Think about it this way. Remember that time you heard that rumor about your best friend’s sister-in-law and were able to recount it word for word? Or when you could explain to someone the entire plot arc of a 7-season television series? Or remind your partner, during an argument, of what exactly she promised you last week? Well, it’s happened to me, and I’m sure something like it has happened to you too.
Yet something happens when we stop listening and enter interpreting mode. Suddenly just a few sentences feels positively overwhelming. One sentence goes by and we think, “I’ve got this.” Two sentences go by and we think, “I can manage it.” And then a third goes by (or the speaker tosses in a word that doesn’t have an immediate obvious translation) and if they don’t stop talking it’s like someone has just set off the sprinkler system in our brain. We shut down completely and enter full-on panic mode. And then, in our diligent effort to remember absolutely everything, we find ourselves remembering nothing at all.
So, I ask, what’s an interpreter to do? Well, this builds a little off the premise I discussed in previous blogs, Conquering Consecutive and Save the Interpreting for Last (Published 10/27/16 and 4/24/15, respectively). The issue I raised then is that we have to understand a message first in order to properly interpret it.
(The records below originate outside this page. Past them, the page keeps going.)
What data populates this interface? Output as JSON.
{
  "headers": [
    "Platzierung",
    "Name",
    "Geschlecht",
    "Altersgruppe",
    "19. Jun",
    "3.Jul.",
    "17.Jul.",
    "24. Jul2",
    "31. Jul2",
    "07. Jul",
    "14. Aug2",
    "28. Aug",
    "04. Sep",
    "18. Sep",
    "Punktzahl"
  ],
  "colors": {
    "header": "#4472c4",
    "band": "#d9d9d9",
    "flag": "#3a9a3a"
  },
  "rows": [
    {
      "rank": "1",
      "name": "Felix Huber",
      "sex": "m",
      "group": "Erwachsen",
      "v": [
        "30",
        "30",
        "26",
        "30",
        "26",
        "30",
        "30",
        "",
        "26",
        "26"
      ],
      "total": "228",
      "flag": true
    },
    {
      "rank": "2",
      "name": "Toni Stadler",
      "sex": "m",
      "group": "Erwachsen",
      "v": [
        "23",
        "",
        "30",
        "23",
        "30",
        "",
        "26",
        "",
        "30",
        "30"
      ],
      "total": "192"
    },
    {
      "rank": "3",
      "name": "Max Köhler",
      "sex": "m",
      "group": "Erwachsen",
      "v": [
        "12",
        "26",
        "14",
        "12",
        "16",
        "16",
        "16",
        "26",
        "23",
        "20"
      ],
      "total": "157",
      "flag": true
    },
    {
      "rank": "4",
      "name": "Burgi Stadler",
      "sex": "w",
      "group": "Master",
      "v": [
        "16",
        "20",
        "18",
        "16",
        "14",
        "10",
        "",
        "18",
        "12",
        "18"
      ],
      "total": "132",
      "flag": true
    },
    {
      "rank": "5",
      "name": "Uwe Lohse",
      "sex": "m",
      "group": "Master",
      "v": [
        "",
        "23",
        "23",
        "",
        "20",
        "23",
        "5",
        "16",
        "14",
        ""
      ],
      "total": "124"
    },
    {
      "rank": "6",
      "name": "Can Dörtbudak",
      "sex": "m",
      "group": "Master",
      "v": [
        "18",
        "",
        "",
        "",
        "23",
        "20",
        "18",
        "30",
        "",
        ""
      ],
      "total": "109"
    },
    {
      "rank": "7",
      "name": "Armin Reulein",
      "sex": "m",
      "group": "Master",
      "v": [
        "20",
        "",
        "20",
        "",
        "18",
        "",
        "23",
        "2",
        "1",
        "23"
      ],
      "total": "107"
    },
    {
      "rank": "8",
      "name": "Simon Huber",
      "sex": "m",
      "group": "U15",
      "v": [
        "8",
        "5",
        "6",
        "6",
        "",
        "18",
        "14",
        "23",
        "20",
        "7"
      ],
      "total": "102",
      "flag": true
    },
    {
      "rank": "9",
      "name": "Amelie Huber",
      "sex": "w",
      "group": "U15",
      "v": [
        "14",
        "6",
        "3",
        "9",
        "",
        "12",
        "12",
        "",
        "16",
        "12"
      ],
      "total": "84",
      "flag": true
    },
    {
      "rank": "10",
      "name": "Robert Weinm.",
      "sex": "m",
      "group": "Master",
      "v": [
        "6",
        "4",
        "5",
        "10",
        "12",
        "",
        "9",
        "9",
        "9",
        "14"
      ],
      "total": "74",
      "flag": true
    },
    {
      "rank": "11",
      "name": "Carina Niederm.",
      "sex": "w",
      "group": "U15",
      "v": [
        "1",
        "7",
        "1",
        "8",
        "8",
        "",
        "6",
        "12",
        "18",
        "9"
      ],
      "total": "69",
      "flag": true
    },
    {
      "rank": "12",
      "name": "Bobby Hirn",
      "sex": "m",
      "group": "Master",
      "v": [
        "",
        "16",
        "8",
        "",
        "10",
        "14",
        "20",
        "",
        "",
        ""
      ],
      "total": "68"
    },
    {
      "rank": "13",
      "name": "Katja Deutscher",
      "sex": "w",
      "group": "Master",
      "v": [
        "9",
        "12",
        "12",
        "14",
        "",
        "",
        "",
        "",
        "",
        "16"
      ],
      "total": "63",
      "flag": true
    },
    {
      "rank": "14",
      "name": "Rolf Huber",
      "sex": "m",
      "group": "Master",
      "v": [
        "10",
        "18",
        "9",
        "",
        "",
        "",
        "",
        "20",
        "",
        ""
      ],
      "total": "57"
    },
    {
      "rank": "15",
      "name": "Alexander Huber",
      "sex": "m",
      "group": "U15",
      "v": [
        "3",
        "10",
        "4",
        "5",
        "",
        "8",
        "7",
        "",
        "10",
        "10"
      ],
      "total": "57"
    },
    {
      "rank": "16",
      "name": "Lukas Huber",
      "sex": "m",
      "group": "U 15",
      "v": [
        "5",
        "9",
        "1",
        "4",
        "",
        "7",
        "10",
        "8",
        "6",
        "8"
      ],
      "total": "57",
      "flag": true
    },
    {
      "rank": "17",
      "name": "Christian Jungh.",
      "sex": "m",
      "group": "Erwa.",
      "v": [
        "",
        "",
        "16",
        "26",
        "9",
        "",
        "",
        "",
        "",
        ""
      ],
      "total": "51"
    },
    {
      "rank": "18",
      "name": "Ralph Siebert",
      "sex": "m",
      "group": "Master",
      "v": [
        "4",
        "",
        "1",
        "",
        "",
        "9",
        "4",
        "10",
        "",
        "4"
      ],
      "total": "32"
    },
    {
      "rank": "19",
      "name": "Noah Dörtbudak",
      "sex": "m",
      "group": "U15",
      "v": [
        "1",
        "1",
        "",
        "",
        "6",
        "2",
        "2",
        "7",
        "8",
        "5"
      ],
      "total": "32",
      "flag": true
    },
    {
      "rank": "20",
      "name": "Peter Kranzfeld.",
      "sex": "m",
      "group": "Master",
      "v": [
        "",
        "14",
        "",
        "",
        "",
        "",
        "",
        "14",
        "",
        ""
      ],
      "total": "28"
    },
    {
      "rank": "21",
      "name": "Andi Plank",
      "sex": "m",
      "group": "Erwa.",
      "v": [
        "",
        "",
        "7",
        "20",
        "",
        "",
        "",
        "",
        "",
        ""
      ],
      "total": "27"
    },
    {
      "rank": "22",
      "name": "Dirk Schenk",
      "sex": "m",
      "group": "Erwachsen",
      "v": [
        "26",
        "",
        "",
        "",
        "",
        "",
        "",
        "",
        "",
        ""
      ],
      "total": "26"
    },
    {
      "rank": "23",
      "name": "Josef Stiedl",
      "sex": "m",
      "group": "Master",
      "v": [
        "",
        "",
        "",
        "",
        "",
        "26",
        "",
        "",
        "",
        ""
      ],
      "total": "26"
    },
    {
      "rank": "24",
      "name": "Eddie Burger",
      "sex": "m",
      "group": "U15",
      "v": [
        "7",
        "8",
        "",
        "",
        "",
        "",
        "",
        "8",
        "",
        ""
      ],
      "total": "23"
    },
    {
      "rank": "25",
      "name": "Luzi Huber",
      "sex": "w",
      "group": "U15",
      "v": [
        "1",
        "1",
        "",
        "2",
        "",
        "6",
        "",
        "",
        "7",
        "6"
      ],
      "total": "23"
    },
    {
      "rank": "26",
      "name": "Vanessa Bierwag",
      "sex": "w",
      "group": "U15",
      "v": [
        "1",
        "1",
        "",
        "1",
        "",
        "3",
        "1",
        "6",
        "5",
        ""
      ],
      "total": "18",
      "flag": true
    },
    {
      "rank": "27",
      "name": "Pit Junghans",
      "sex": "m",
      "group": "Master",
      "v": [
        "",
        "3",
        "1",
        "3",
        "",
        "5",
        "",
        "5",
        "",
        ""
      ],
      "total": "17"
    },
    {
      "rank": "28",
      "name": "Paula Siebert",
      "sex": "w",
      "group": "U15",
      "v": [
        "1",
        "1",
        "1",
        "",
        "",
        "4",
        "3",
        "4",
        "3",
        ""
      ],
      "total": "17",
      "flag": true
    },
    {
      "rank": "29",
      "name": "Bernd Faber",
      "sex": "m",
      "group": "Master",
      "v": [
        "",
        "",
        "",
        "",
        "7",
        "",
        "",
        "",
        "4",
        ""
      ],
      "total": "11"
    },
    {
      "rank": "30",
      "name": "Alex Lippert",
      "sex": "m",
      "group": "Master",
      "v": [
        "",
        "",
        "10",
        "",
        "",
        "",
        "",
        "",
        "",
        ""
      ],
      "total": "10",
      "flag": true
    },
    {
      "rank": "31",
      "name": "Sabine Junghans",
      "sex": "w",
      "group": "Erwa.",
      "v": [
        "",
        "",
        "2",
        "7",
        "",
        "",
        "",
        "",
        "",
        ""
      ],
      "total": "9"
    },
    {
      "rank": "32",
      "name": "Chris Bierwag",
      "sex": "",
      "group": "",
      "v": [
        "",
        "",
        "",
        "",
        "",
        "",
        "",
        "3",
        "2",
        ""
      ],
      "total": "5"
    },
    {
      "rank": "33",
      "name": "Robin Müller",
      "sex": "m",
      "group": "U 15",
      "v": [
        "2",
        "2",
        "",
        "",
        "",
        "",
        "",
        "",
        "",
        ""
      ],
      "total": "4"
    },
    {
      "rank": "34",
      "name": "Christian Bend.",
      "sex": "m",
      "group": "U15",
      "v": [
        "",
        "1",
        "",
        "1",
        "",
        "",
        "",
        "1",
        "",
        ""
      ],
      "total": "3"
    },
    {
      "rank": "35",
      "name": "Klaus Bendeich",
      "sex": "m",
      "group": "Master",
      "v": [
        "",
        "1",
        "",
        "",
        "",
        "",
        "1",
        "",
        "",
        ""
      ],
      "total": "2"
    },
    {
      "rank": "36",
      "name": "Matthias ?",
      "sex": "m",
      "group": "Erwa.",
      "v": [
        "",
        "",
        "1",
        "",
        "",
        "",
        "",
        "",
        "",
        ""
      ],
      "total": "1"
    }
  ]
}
The same applies to memory. In order to remember a message, you have to listen to it first! You can only remember what you actually hear. (And don’t tell me that the problem is your notes. Okay, yes, notes may be a factor. Our notes can always be improved, and perhaps you do have a problem with legibility/organization/writing too much or too little, etc. But here’s the thing about notes. They are there to trigger your short-term memory. But if you didn’t build that memory to begin with, your trigger is useless.)
So what stops us from listening, and therefore remembering? Well, it’s that pesky little voice distracting us, of course. The one that tells us we have to remember absolutely everything. The one that panics when the person keeps speaking. The one that knows we can remember an entire episode of Friends, but doesn’t trust us to listen to a 50-word utterance without slamming on the panic button.
I liken that voice to your cranky child in the back seat of the car. “Mom! Mom! Mom! I’M HUNGRY!” goes your beloved 4-year-old son, over and over. But you can’t pay attention the 4-year old right now. Of course, you can’t very much kick him out of the car, either, but what you can do is shut him out of your brain so you can concentrate on driving.
And so, ladies and gentlemen, I dare you to practice (because this has to be practiced. It’s way easier said than done) ignoring that voice of panic in your head. No, you can’t get rid of him completely, but you can choose not to engage him. I dare you to trust in your ability to do a fine job interpreting later, once you’ve finished listening to the message. The longer the speaker goes on, the harder you should concentrate on listening. That cranky kid in the back seat is just going to have to wait a while, and then once you get home you can feed him. Because once you’ve heard the whole message, and I mean truly heard it, interpreting will get easier. And that’s a promise.